Young Money
Young Money

When Lil Wayne released Tha Carter III in June 2008, it was the Cool & Dre-produced single “Phone Home” that perhaps most accurately reflected the prolific rapper’s place in hip-hop. The song’s prevailing sentiment—“We are not the same I am a Martian”—felt more like the perspicacious observation of a clairvoyant alien than the blowhard exaggeration of a mere mortal.

A master of wordplay and consummate studio rat, Wayne has long maintained that his rhymes go straight from his mind to his mouthpiece, bypassing a notepad or word processor. This approach leaves little room for self-doubt or self-editing, revealing bars that are shared in their purest form. While he’s certainly not the only artist to develop a process rooted in freestyle, few others have Wayne’s gift of wit.
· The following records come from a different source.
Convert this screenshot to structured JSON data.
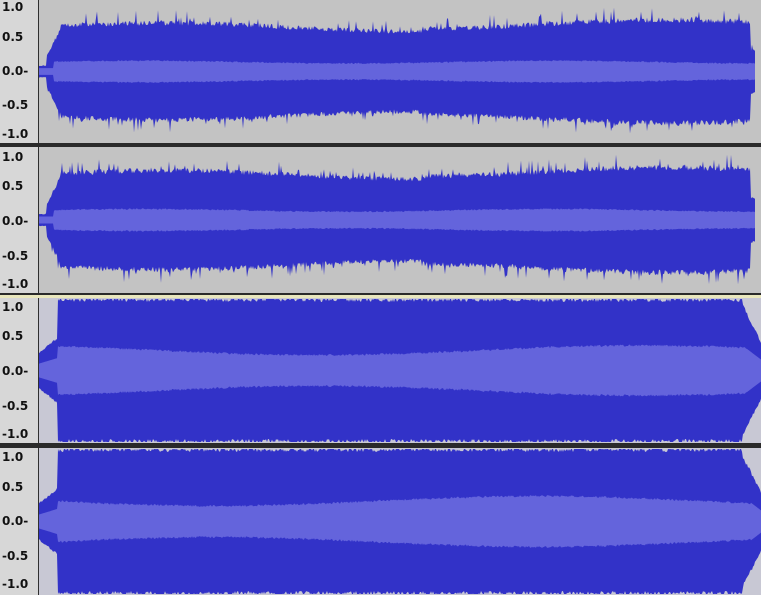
{
  "colors": {
    "wave_dark": "#3232c8",
    "wave_light": "#6464dc",
    "background": "#c3c3c3",
    "selection": "#c8c8d4",
    "ruler_bg": "#d7d7d7"
  },
  "tracks": [
    {
      "channels": [
        {
          "labels": [
            "1.0",
            "0.5",
            "0.0-",
            "-0.5",
            "-1.0"
          ],
          "peak": 0.55,
          "rms": 0.08,
          "selected": false
        },
        {
          "labels": [
            "1.0",
            "0.5",
            "0.0-",
            "-0.5",
            "-1.0"
          ],
          "peak": 0.55,
          "rms": 0.08,
          "selected": false
        }
      ]
    },
    {
      "channels": [
        {
          "labels": [
            "1.0",
            "0.5",
            "0.0-",
            "-0.5",
            "-1.0"
          ],
          "peak": 1.0,
          "rms": 0.35,
          "selected": true
        },
        {
          "labels": [
            "1.0",
            "0.5",
            "0.0-",
            "-0.5",
            "-1.0"
          ],
          "peak": 1.0,
          "rms": 0.35,
          "selected": true
        }
      ]
    }
  ]
}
His tendency to personify the incorporeal coupled with his ability to fold metaphor within allegory and then top it off with a wink-and-nudge sort of joke would be equally at home within a classic (albeit very unique) novel as it is in a rap song.
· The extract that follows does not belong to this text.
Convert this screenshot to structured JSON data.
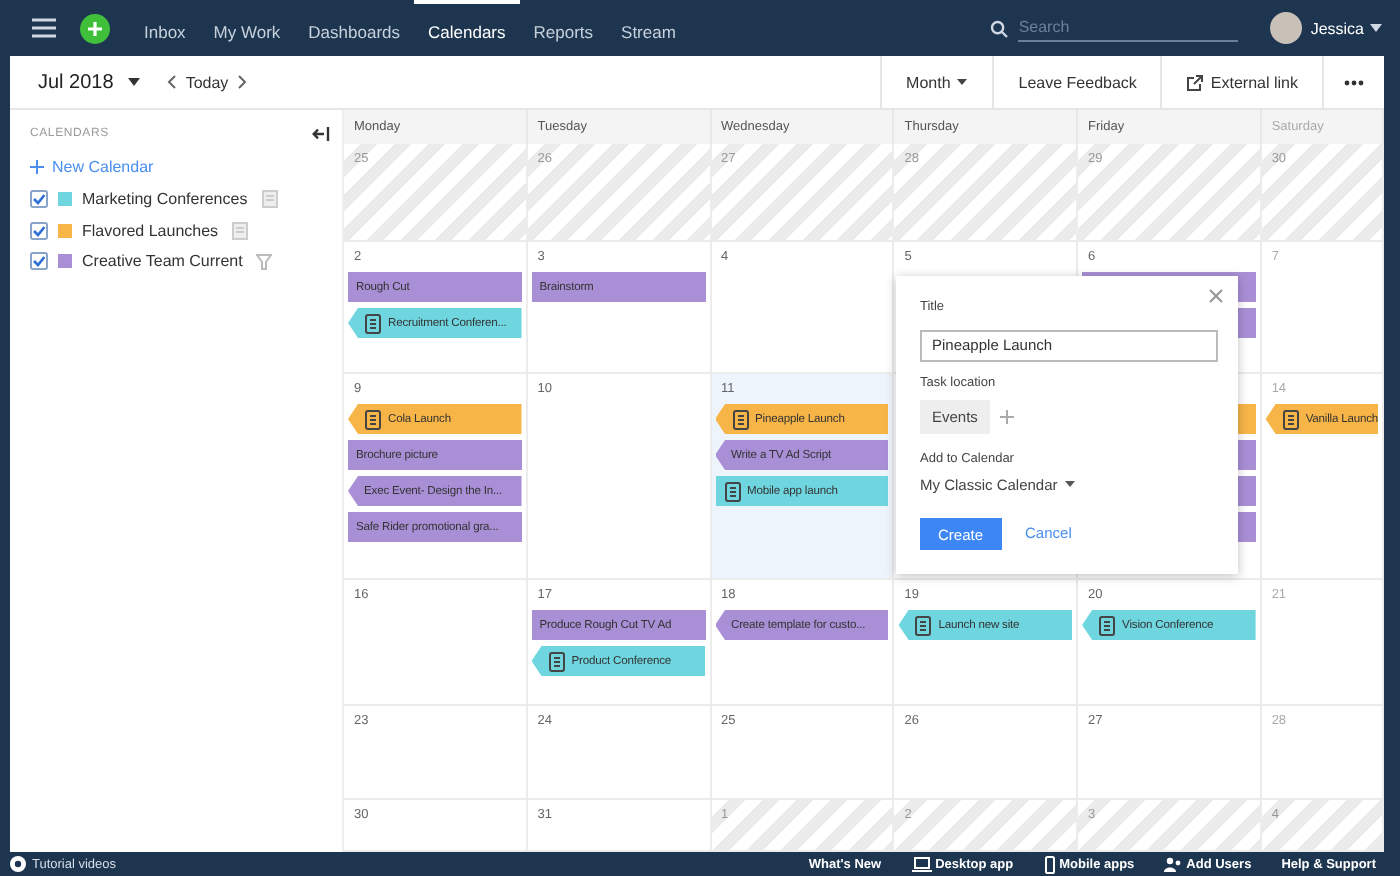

This is one element that makes Wayne such a unique force, particularly when he is firing on all cylinders. Wayne’s mother, Jacinda Carter, who is featured prominently throughout Tha Carter V—his long-awaited 12th solo studio album—goes as far to call it genius on “Hittas,” the album’s 14th track. “He's a very smart child,” she says. “And I just said he was a genius, you know what I'm sayin'? Which I used to pray and ask the Lord to send me one. You know, he did. He's so smart, I can't teach him nothin'. He's done been here before.”

After years embroiled in litigation limbo that also resulted in the implosion and gradual rebuilding of his relationship with longtime father figure and mentor Bryan “Birdman” Williams, the long-awaited Tha Carter V offers glimpses of Jacinda’s genius son. Yet even in doing so, the album doesn’t quite manage to completely skirt the ravages of time or an underlying sense of inconsistency. At 23 tracks, it’s on par with the length of Young Money protégé Drake’s Scorpion, but unlike the OVO’s founder’s latest, C5 doesn’t shamelessly offer songs in abundance as a strategy for pleasing everyone (and dominating streaming with its sheer bloat). Rather, it feels like a necessary form of catharsis, a conscious clearing of Wayne’s archives from the past seven years. It’s the sort of album that might not be remembered as Wayne’s greatest (which widely varies depending on who you ask) but it certainly has the potential to be deemed one of his most personal and passionate.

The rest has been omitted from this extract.